Even though he pledged to spend his days hunting down the real killer of his ex-wife Nicole and Ron Goldman, O.J. Simpson is more often seen playing golf -- as he did Friday in Louisiana - reports CBS News Correspondent Sandra Hughes.

He took a break from the course to explain why he is appealing the civil judgement that found him legally responsible for their deaths. "Justice is supposed to be fair and blind, and not supposed to have prejudice. You're supposed to go by the law," said Simpson.

Simpson's appeal claims the judge didn't go by the law when he allowed jurors to hear "inflammatory" testimony about Simpson's history of domestic violence.

However, one juror says that wasn't the critical evidence:

"We spent a lot of time talking about blood drops," said Simpson civil juror Deena Mullen. "We didint spend a lot of time talking about that evidence because it didn't have much to do with the crime itself."

Ron Goldman's father sneered at Simpson's appeal.

"Let's all cry for him," said Goldman. "He doesn't want anyone to know he was a violent person and that he beat up his wife?"

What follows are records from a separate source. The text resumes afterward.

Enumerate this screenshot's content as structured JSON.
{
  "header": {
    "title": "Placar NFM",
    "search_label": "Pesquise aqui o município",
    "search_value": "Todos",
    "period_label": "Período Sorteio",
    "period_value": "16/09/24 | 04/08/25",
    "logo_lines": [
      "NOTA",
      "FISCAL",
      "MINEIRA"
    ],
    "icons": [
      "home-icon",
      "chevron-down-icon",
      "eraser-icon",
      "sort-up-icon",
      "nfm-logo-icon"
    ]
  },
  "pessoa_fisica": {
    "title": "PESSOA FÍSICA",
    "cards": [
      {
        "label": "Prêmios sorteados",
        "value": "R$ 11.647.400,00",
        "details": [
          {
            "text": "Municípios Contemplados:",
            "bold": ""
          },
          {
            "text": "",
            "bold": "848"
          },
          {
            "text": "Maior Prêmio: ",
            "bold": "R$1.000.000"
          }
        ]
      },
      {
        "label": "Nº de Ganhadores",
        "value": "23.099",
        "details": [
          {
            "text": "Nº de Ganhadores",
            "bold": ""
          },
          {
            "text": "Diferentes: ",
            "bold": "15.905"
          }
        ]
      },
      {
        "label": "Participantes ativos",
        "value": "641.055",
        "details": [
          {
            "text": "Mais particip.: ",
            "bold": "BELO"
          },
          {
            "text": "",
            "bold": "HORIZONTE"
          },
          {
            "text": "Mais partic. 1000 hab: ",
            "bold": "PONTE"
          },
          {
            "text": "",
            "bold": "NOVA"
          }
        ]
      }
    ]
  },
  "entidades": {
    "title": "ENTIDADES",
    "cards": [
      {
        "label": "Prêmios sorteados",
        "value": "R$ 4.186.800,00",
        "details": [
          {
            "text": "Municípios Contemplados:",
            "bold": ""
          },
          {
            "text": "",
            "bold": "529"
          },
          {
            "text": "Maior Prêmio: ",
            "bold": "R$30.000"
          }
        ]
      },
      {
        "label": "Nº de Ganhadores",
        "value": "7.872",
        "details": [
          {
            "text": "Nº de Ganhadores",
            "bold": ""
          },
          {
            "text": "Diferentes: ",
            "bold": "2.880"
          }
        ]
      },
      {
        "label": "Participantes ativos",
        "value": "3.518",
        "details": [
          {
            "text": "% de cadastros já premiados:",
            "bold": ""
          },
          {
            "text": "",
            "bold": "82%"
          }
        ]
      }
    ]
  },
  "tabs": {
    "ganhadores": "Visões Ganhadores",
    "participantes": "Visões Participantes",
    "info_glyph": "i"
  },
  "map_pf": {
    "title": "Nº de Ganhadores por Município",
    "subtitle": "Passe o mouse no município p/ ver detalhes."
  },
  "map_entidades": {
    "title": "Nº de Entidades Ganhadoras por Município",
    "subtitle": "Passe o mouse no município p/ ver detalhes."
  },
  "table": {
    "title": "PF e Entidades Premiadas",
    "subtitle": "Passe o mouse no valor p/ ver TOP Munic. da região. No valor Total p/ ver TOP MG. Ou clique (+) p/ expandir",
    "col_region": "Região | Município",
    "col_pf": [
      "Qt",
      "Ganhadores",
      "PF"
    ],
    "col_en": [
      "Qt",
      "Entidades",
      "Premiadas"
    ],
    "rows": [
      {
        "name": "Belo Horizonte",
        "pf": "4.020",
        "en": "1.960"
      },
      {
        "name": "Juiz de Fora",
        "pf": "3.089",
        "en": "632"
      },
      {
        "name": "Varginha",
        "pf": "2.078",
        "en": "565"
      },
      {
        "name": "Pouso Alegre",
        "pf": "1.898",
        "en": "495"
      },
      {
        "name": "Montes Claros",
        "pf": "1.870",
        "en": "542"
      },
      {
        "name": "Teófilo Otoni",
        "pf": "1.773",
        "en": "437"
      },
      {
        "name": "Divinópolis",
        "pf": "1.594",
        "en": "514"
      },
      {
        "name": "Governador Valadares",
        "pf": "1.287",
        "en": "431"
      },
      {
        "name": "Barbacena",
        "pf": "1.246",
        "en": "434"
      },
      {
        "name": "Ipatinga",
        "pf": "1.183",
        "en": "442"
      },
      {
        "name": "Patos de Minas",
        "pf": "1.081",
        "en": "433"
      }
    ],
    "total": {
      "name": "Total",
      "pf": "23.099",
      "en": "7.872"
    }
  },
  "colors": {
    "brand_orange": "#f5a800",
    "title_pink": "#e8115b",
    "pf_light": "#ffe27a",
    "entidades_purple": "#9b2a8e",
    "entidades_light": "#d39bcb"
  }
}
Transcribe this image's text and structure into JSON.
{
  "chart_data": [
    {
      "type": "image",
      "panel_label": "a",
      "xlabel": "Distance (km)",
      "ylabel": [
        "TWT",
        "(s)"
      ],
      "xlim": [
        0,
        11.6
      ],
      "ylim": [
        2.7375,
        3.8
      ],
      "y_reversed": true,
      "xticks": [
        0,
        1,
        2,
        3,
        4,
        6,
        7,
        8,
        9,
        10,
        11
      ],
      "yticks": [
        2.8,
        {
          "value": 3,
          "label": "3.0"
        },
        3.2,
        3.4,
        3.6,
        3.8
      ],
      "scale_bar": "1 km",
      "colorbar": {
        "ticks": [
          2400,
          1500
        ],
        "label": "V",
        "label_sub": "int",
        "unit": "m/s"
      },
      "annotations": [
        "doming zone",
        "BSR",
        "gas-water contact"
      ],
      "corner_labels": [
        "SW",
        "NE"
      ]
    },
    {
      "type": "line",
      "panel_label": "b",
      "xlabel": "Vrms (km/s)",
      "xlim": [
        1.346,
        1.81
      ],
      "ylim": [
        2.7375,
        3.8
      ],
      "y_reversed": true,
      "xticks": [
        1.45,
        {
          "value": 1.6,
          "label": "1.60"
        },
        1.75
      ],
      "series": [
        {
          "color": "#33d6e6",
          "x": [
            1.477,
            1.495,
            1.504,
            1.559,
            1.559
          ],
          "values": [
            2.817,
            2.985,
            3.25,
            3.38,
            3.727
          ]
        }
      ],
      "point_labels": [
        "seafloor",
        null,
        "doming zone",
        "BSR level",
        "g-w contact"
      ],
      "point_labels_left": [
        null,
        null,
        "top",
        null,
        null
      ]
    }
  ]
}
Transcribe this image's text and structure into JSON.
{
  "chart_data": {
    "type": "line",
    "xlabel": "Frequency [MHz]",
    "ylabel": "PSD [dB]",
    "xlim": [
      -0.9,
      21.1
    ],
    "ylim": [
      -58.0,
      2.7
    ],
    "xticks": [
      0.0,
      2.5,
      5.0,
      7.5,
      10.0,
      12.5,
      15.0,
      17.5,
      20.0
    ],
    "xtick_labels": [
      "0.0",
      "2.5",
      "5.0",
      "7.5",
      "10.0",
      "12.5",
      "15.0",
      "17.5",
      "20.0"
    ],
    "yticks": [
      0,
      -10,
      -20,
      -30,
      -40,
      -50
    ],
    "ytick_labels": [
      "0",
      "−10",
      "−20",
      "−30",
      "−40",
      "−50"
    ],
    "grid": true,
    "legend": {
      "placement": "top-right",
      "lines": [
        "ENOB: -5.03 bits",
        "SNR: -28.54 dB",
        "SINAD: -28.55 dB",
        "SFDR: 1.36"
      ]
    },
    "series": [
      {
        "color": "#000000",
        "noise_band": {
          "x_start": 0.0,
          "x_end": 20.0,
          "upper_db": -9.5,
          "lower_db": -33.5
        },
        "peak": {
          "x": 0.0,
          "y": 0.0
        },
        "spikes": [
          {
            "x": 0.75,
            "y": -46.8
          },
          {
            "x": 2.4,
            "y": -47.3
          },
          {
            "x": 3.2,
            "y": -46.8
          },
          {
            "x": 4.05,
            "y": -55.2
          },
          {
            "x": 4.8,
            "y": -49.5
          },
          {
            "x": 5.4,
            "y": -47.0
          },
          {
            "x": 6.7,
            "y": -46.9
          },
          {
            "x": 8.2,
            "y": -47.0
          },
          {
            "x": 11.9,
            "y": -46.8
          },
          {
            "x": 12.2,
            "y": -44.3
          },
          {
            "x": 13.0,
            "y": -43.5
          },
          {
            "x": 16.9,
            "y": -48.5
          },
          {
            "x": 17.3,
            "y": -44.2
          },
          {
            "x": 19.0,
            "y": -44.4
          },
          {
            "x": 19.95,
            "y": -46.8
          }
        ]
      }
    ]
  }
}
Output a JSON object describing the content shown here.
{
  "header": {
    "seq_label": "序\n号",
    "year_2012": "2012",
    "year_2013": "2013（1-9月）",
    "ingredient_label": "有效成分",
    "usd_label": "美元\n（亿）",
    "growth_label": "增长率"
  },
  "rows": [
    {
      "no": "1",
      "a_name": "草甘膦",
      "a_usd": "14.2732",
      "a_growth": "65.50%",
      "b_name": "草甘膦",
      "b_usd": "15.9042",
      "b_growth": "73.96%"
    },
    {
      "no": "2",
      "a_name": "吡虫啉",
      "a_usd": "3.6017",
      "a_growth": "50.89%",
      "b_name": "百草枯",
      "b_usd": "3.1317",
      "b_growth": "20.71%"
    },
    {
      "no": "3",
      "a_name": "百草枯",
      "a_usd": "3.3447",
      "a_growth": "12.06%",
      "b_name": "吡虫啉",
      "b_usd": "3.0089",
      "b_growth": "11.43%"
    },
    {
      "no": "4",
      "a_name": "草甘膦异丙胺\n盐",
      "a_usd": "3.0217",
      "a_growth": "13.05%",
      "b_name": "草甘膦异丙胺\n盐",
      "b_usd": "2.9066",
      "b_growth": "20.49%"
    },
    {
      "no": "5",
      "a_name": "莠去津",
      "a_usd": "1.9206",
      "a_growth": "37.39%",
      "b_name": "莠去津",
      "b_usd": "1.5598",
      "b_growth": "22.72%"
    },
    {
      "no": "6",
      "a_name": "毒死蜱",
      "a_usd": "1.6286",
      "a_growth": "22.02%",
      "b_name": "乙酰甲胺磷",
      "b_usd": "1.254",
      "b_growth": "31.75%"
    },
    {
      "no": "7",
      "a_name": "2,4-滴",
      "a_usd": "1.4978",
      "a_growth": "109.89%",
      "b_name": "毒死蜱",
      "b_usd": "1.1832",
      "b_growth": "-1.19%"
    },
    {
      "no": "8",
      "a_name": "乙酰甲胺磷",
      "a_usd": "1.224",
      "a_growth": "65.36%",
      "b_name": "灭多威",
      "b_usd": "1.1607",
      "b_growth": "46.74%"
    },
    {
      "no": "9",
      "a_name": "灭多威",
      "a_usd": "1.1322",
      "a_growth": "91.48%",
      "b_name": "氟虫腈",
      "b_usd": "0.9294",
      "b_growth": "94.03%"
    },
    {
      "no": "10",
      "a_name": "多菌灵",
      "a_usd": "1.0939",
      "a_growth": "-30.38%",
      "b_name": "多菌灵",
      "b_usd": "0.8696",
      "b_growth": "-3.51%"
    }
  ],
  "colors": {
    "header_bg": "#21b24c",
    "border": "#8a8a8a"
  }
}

The appeal also claims that the $33 million award against Simpson is excessive.

But Mullen says Simpson should consider himself lucky.

"I wish he'd been in there, because the discussion in the second phase, the punitive phase -- that discussion started at $100 million," said Mullen.

Legal observers tell CBS News that Simpson faces an uphill battle with this appeal. His lawyers already raised these same issues at trial and lost.